Helen Valeska Bary (1888 - June 22, 1973) was an American suffragist and helped establish the U.S. government social welfare administration. She campaigned for suffrage at the state and local level. In 1914, she worked for the California Industrial Welfare Commission investigating the working conditions of women laundry workers, which she wrote about in her report, "The Employment of Women and Minors in the Laundry Industry of California" in 1917. Shortly after World War I, she worked in Porto Rico for the Federal Children's Bureau as a researcher and social reformer, reporting on the living conditions of indigent and homeless children on the island. In her 1921 paper, "The Trend of Child Welfare Work", published in the North American Review, Bary wrote, "The greatest enemy of childhood has been the fatalistic complacency with which every phase of child life has been regarded". Bary worked for the federal Social Security Board (SSB) since its inception in 1935 during the Great Depression. She worked there until 1948, representing the SSB in western states, helping them to develop social welfare reform plans in order to receive federal money.
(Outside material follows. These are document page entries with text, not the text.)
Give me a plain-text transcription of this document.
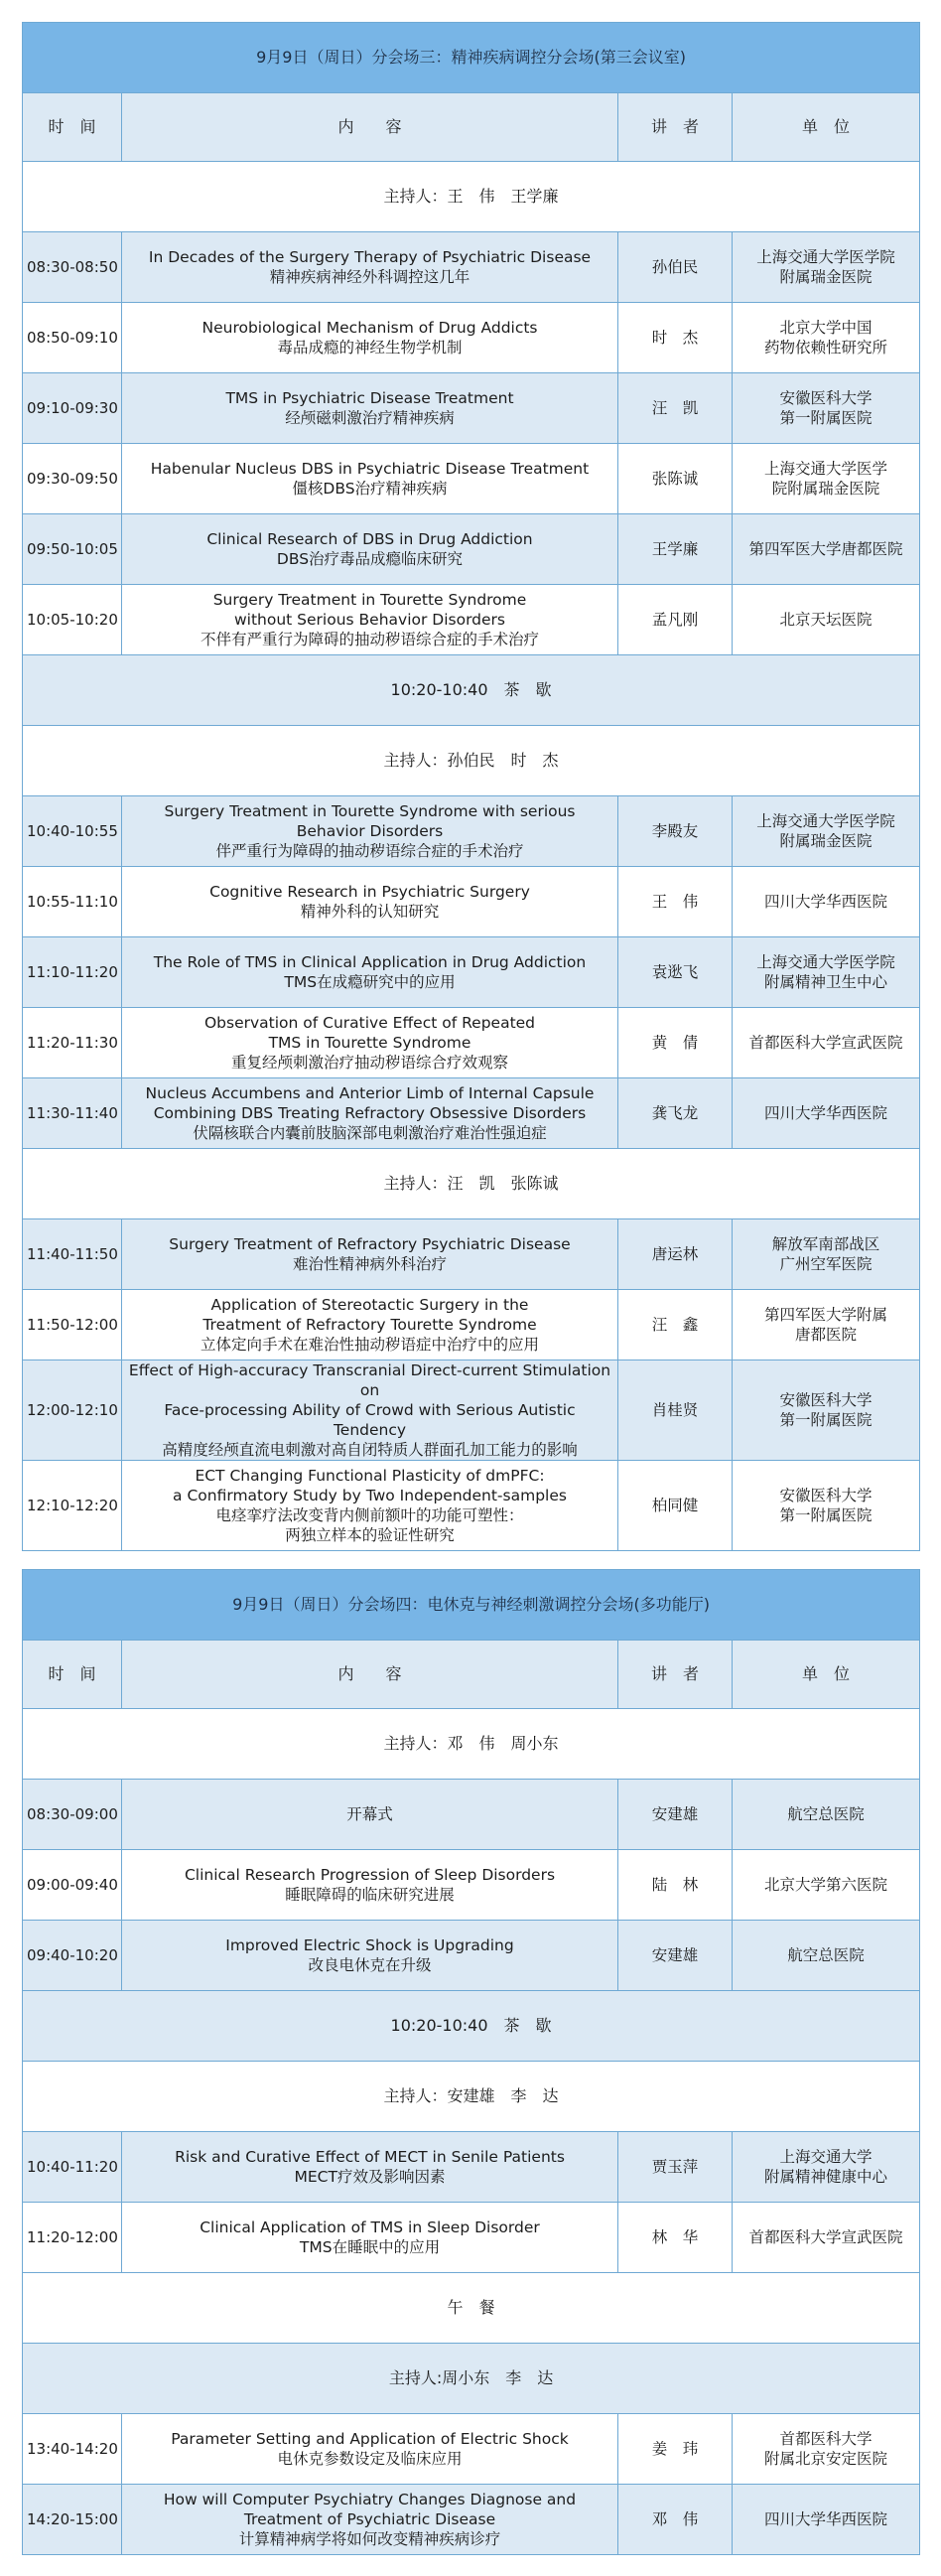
9月9日（周日）分会场三：精神疾病调控分会场(第三会议室)			
时　间	内　　容	讲　者	单　位
主持人：王　伟　王学廉			
08:30-08:50	In Decades of the Surgery Therapy of Psychiatric Disease
精神疾病神经外科调控这几年	孙伯民	上海交通大学医学院
附属瑞金医院

08:50-09:10	Neurobiological Mechanism of Drug Addicts
毒品成瘾的神经生物学机制	时　杰	北京大学中国
药物依赖性研究所

09:10-09:30	TMS in Psychiatric Disease Treatment
经颅磁刺激治疗精神疾病	汪　凯	安徽医科大学
第一附属医院

09:30-09:50	Habenular Nucleus DBS in Psychiatric Disease Treatment
僵核DBS治疗精神疾病	张陈诚	上海交通大学医学
院附属瑞金医院

09:50-10:05	Clinical Research of DBS in Drug Addiction
DBS治疗毒品成瘾临床研究	王学廉	第四军医大学唐都医院

10:05-10:20	Surgery Treatment in Tourette Syndrome
without Serious Behavior Disorders
不伴有严重行为障碍的抽动秽语综合症的手术治疗	孟凡刚	北京天坛医院

10:20-10:40　茶　歇			
主持人：孙伯民　时　杰			
10:40-10:55	Surgery Treatment in Tourette Syndrome with serious
Behavior Disorders
伴严重行为障碍的抽动秽语综合症的手术治疗	李殿友	上海交通大学医学院
附属瑞金医院

10:55-11:10	Cognitive Research in Psychiatric Surgery
精神外科的认知研究	王　伟	四川大学华西医院

11:10-11:20	The Role of TMS in Clinical Application in Drug Addiction
TMS在成瘾研究中的应用	袁逖飞	上海交通大学医学院
附属精神卫生中心

11:20-11:30	Observation of Curative Effect of Repeated
TMS in Tourette Syndrome
重复经颅刺激治疗抽动秽语综合疗效观察	黄　倩	首都医科大学宣武医院

11:30-11:40	Nucleus Accumbens and Anterior Limb of Internal Capsule
Combining DBS Treating Refractory Obsessive Disorders
伏隔核联合内囊前肢脑深部电刺激治疗难治性强迫症	龚飞龙	四川大学华西医院

主持人：汪　凯　张陈诚			
11:40-11:50	Surgery Treatment of Refractory Psychiatric Disease
难治性精神病外科治疗	唐运林	解放军南部战区
广州空军医院

11:50-12:00	Application of Stereotactic Surgery in the
Treatment of Refractory Tourette Syndrome
立体定向手术在难治性抽动秽语症中治疗中的应用	汪　鑫	第四军医大学附属
唐都医院

12:00-12:10	Effect of High-accuracy Transcranial Direct-current Stimulation on
Face-processing Ability of Crowd with Serious Autistic Tendency
高精度经颅直流电刺激对高自闭特质人群面孔加工能力的影响	肖桂贤	安徽医科大学
第一附属医院

12:10-12:20	ECT Changing Functional Plasticity of dmPFC:
a Confirmatory Study by Two Independent-samples
电痉挛疗法改变背内侧前额叶的功能可塑性：
两独立样本的验证性研究	柏同健	安徽医科大学
第一附属医院
9月9日（周日）分会场四：电休克与神经刺激调控分会场(多功能厅)			
时　间	内　　容	讲　者	单　位
主持人：邓　伟　周小东			
08:30-09:00	开幕式	安建雄	航空总医院

09:00-09:40	Clinical Research Progression of Sleep Disorders
睡眠障碍的临床研究进展	陆　林	北京大学第六医院

09:40-10:20	Improved Electric Shock is Upgrading
改良电休克在升级	安建雄	航空总医院

10:20-10:40　茶　歇			
主持人：安建雄　李　达			
10:40-11:20	Risk and Curative Effect of MECT in Senile Patients
MECT疗效及影响因素	贾玉萍	上海交通大学
附属精神健康中心

11:20-12:00	Clinical Application of TMS in Sleep Disorder
TMS在睡眠中的应用	林　华	首都医科大学宣武医院

午　餐			
主持人:周小东　李　达			
13:40-14:20	Parameter Setting and Application of Electric Shock
电休克参数设定及临床应用	姜　玮	首都医科大学
附属北京安定医院

14:20-15:00	How will Computer Psychiatry Changes Diagnose and
Treatment of Psychiatric Disease
计算精神病学将如何改变精神疾病诊疗	邓　伟	四川大学华西医院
Shortly before her death in 1973, Bary was one of twelve women interviewed by Jacqueline Parker for her work on the Suffragist Oral History Project for the UC Berkeley Oral History Center, "in order to document their activities in behalf of passage of the Nineteenth Amendment and their continuing careers as leaders of movements for welfare and labor reform, world peace, and the passage of the Equal Rights Amendment".